I am getting the following Warning when I run the PySpark job:
17/10/06 18:27:16 WARN ARPACK: Failed to load implementation from: com.github.fommil.netlib.NativeSystemARPACK
17/10/06 18:27:16 WARN ARPACK: Failed to load implementation from: com.github.fommil.netlib.NativeRefARPACK
My Code is
mat = RowMatrix(tf_rdd_vec.cache())
svd = mat.computeSVD(num_topics, computeU=False)
I am using Ubuntu 16.04 EC2 instance.
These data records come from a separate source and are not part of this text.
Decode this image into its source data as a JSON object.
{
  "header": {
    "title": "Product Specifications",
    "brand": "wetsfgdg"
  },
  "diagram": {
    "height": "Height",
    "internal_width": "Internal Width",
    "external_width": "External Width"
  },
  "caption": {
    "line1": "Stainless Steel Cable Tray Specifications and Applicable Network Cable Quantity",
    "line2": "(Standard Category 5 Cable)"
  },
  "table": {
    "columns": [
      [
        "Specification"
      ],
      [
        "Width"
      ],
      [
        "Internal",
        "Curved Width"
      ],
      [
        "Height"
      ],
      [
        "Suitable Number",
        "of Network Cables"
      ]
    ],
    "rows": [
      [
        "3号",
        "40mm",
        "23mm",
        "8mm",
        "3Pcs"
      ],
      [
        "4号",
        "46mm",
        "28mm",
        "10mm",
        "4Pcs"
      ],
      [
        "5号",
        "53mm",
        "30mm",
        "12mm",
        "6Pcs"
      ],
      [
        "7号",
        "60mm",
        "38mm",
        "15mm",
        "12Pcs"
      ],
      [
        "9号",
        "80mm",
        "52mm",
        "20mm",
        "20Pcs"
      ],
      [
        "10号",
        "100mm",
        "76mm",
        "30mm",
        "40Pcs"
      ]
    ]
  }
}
And I have installed all following libraries into my system.
sudo apt install libarpack2 Arpack++ libatlas-base-dev liblapacke-dev libblas-dev gfortran libblas-dev liblapack-dev libnetlib-java libgfortran3 libatlas3-base libopenblas-base
I have adjusted LD_LIBRARY_PATH to point to shared lib path as following.
export LD_LIBRARY_PATH=/usr/lib/
Now when I list $LD_LIBRARY_PATH directory it shown me the following .so files
ubuntu:~$ ls $LD_LIBRARY_PATH/*.so | grep "pack\|blas"
/usr/lib/libarpack.so
/usr/lib/libblas.so
/usr/lib/libcblas.so
/usr/lib/libf77blas.so
/usr/lib/liblapack_atlas.so
/usr/lib/liblapacke.so
/usr/lib/liblapack.so
/usr/lib/libopenblasp-r0.2.18.so
/usr/lib/libopenblas.so
/usr/lib/libparpack.so
But Still I am not able to use the Native ARPACK implementation. Also I am Caching the RDD passing to matrix But it still throws Cache WARNING Any suggestion how to solve these 3 Warnings ?
I have downloaded compiled version of spark-2.2.0 from the spark download page.